The third part of the book is devoted to ways to overcome procrastination. There is no cure yet, but some treatments are proven to be of help to some. It is tempting to relate some of the advice given in this part of the book, advice backed up by empirical research, and I'll mention just a few tips: you must have specific plans as to when, where, and how you will perform a specific task. It is best if you form what is called an "implementation intention" -- a plan that has an if-then structure, such as "if I turn on the computer, I'll first work on my essay for 20 minutes." You must use "scaffolding" for your will, that is, manipulate the environment in such a way as to make your desired behavior more likely: if you want to be hard-working, for example, try to be around hard-working people. If you tend to check your email too much, make it hard for yourself to connect to the internet (advice is given about specific scaffolding techniques). If you have more self-control in some domains than others, says Chrisoula Andreou, you can "leverage" control -- reward or punish yourself into changing your behavior. There is more (I am talking here about papers by Joseph Heath and Joel Anderson, Frank Wieber and Peter Gollwitzer, as well as Andreou). I fully intend to try some of the methods suggested (when I get around to them). It can become hard to find the philosophy in these science-oriented articles, though again I sympathize with the authors' and editors' desire to make philosophical discussion of the topic more empirically informed. In a different vein, Manuel Ustet, and to some extent Heath and Anderson, asks questions about the legitimacy of allowing public policy and law to aim at reducing procrastination.

One advice-laced article -- by Mark White -- appears to be both more philosophical than others and completely at odds with their conclusions. White posits a view of the mind according to which we have a special faculty of willing but does not -- understandably, given available space -- defend it. He tells us that it is bad to use self-manipulation through one's environment because that might weaken our will through lack of use. Is it because we need our will to fall back on when scaffolding is not available, or is it somehow unseemly or less than moral not to develop our wills -- an abdication of our autonomy ? Definitely the former, but sometimes the latter also appears to be implied. What, then, should we do?

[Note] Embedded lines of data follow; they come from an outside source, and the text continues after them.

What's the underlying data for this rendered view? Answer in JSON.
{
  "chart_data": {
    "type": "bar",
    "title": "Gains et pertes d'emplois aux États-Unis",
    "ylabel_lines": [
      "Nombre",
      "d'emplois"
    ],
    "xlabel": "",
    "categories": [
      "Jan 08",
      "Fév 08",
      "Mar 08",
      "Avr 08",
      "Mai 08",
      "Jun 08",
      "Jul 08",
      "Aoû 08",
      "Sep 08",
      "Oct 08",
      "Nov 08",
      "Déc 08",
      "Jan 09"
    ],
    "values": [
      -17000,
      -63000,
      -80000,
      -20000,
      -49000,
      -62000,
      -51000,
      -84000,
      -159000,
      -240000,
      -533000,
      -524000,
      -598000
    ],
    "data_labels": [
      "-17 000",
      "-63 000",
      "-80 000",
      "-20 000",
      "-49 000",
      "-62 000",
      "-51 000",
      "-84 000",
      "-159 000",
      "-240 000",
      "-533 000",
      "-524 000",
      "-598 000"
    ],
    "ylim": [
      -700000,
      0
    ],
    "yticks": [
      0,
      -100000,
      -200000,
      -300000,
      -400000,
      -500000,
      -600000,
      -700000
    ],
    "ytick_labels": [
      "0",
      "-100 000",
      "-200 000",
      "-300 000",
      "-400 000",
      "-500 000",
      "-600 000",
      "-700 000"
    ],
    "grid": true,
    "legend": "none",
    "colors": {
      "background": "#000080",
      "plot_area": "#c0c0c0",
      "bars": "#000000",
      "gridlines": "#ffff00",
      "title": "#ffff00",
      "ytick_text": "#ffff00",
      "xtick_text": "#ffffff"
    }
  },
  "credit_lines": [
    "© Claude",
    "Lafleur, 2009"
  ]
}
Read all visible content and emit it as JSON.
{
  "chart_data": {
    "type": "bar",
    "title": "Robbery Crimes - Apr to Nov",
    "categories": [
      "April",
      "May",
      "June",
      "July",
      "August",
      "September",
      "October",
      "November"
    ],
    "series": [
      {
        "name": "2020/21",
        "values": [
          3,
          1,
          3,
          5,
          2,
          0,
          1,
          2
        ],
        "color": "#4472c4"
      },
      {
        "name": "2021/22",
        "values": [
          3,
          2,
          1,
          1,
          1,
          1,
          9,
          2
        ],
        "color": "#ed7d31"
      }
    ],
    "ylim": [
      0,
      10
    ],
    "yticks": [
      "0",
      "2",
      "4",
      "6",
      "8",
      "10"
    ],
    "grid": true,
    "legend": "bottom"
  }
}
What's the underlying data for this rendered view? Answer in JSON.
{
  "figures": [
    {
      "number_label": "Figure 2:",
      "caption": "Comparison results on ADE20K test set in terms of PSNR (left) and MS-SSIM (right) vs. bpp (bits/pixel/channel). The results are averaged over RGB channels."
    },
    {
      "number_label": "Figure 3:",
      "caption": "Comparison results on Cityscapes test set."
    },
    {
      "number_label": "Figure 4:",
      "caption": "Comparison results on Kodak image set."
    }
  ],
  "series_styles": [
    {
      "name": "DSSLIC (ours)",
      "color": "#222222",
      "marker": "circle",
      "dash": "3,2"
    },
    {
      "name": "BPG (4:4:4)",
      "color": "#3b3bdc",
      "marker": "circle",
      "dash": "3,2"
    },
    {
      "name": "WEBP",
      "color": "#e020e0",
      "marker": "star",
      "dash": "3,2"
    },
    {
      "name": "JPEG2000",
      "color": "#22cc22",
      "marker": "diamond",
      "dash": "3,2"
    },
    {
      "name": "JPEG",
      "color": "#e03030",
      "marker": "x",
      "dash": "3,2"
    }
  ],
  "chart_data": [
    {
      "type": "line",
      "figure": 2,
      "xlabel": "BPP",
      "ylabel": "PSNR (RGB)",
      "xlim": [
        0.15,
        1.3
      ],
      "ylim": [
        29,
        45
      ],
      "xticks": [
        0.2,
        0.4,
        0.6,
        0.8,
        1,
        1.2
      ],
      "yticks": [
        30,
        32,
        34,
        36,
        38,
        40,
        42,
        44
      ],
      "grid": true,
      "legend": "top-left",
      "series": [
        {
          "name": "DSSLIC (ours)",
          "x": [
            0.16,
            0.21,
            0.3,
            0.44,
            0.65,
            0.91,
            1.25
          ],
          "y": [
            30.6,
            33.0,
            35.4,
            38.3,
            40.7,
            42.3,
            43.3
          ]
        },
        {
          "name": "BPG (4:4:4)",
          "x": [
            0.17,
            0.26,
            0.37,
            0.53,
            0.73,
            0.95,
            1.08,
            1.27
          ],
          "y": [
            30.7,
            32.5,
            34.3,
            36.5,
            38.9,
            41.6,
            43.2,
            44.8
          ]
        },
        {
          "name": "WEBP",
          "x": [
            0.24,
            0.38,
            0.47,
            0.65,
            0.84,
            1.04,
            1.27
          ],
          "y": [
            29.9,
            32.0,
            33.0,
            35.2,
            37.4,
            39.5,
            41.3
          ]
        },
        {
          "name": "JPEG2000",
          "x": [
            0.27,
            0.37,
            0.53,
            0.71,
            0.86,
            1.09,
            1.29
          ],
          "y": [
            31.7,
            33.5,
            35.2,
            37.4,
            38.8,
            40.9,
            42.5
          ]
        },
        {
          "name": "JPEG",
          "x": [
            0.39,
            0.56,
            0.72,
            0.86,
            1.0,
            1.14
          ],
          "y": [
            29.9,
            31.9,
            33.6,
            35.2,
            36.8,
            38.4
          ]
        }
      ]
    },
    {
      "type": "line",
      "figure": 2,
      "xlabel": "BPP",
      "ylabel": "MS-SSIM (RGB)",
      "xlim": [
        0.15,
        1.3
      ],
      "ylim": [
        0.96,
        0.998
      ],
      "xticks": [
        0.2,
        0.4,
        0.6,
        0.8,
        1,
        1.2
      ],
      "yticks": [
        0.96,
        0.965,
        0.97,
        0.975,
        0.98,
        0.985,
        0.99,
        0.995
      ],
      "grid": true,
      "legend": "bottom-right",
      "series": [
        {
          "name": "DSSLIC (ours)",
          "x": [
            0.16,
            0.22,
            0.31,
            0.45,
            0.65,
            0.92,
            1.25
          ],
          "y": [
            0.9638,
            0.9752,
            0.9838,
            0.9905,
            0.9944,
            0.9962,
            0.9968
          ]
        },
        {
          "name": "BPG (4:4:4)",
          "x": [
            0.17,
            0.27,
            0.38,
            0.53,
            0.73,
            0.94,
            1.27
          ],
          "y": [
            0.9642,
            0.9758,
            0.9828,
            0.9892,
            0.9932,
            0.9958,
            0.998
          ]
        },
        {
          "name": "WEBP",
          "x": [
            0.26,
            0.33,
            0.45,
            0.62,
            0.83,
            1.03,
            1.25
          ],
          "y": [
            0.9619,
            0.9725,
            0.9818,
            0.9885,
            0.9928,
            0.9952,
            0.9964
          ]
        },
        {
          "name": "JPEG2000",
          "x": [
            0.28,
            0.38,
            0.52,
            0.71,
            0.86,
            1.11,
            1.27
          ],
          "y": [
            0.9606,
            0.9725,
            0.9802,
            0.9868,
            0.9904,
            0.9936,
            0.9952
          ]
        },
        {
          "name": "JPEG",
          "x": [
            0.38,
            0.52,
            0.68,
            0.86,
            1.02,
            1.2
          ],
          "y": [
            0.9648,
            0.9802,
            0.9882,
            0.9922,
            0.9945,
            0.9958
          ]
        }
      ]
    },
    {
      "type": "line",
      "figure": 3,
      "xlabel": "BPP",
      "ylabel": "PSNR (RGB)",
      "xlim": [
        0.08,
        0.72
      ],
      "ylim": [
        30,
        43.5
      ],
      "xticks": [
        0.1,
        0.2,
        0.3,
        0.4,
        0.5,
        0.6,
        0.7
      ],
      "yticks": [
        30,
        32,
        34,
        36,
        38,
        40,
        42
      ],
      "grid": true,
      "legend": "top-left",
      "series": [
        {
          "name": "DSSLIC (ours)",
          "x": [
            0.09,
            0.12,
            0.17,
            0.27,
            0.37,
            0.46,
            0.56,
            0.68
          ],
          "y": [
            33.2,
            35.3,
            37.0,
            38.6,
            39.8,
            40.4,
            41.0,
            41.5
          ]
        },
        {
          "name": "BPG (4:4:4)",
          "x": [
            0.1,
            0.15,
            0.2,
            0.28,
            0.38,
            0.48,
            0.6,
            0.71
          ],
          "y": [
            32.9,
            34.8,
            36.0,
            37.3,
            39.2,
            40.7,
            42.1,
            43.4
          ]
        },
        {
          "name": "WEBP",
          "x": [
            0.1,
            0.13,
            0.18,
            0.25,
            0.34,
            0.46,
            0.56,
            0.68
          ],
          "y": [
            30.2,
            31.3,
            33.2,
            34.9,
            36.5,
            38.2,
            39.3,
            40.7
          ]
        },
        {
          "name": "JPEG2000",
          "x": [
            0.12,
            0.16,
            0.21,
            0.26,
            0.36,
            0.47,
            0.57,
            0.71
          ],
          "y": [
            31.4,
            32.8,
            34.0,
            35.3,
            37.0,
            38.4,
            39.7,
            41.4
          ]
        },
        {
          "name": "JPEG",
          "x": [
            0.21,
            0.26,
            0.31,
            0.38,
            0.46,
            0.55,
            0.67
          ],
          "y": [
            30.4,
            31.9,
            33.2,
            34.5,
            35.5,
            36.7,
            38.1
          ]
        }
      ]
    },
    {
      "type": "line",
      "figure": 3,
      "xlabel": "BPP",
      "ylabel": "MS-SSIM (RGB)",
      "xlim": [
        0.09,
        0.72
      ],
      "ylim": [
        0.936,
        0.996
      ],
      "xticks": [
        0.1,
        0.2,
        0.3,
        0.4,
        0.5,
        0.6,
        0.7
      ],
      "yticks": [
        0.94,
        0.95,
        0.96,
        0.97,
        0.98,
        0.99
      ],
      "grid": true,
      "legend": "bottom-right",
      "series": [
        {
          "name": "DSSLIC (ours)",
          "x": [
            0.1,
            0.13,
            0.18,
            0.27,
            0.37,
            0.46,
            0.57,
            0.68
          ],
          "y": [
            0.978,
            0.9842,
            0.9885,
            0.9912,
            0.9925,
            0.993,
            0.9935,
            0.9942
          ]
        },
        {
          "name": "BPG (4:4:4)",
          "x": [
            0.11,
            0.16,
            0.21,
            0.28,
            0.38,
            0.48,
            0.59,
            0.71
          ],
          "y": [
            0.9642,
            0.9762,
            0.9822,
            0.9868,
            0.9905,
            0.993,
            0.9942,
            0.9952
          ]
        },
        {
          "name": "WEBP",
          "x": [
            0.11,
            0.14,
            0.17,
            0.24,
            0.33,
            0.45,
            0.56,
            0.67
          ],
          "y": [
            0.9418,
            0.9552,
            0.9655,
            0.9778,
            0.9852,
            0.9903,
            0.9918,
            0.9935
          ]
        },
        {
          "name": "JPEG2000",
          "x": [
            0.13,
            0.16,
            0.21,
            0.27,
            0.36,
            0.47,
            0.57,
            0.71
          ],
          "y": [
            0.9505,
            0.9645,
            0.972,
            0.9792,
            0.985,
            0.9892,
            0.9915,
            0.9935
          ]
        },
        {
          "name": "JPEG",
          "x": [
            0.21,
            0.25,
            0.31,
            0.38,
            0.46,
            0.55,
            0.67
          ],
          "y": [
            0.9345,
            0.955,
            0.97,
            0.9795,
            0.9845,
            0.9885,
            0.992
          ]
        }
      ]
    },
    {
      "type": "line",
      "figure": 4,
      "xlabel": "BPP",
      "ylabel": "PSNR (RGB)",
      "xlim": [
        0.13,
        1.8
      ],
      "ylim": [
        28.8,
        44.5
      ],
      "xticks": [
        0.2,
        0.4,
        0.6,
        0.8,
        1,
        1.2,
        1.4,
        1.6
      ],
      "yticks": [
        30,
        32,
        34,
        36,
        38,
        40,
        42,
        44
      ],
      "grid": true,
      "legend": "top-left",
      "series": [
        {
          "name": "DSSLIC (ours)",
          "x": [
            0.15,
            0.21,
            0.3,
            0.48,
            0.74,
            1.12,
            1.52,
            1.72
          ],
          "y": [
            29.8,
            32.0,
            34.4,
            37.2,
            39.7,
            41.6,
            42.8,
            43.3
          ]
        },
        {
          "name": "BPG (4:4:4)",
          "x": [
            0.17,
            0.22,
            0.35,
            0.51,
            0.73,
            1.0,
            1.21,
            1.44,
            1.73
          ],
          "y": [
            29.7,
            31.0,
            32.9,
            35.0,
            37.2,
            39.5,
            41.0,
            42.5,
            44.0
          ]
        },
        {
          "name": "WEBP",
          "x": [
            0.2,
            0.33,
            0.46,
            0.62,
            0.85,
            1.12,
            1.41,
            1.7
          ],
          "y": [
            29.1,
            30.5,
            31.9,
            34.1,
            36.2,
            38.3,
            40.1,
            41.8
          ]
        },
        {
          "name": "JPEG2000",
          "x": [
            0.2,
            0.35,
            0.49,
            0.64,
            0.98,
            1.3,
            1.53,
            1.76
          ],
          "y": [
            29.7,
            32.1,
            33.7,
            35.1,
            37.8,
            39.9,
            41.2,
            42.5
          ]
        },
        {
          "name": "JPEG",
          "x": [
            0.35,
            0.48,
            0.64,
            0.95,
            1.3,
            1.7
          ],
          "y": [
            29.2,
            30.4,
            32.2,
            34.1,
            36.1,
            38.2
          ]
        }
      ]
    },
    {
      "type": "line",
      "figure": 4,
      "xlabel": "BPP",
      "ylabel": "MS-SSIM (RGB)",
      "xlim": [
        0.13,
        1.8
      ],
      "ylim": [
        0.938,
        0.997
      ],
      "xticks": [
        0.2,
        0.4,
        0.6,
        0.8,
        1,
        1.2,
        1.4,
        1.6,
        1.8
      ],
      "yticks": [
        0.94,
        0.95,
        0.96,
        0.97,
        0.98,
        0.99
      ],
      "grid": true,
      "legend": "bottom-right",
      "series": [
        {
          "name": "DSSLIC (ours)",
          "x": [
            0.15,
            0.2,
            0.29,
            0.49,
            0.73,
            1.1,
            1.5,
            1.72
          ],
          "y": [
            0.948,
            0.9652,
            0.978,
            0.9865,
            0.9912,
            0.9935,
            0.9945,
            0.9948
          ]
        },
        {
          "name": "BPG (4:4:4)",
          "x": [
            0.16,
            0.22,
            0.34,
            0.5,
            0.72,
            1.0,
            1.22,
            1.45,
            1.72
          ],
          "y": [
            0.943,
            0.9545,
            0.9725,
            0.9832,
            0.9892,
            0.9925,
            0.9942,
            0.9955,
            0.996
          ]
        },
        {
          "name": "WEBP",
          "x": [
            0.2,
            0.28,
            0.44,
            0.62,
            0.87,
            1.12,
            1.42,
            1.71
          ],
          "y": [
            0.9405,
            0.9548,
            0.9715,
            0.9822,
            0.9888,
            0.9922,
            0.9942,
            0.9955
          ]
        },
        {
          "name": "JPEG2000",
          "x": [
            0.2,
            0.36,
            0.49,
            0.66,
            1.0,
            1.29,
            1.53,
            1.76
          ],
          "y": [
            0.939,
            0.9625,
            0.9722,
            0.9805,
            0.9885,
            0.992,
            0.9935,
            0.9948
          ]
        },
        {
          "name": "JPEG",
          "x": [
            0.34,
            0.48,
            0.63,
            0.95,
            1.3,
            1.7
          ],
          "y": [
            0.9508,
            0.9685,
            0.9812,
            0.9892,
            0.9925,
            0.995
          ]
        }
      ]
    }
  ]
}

White's initial advice is that the agent should "try harder." Later, however, he appeals to current studies showing that the will, like a muscle, can be strengthened by training, and advises us to train our wills. It is unclear that autonomous Kantian wills are the sort of things that can weaken from lack of use or grow in the manner of muscles, for are they not things that all rational agents have to the same degree no matter what? White also appears to overlook the fact that training the will like a muscle is a somewhat different thing to do from "trying harder." One does not develop the ability to lift a large rock simply by trying harder to do it but through a process that involves such things as starting with smaller rocks, alternating between exertion and rest, getting enough food of the right sort, and so on. In other words, training the will as if it were a muscle would involve some self-manipulation through the environment.

All in all, this collection is good reading for anyone who would like to do philosophy on the subject of procrastination or who seeks to procrastinate her work by reading interesting things.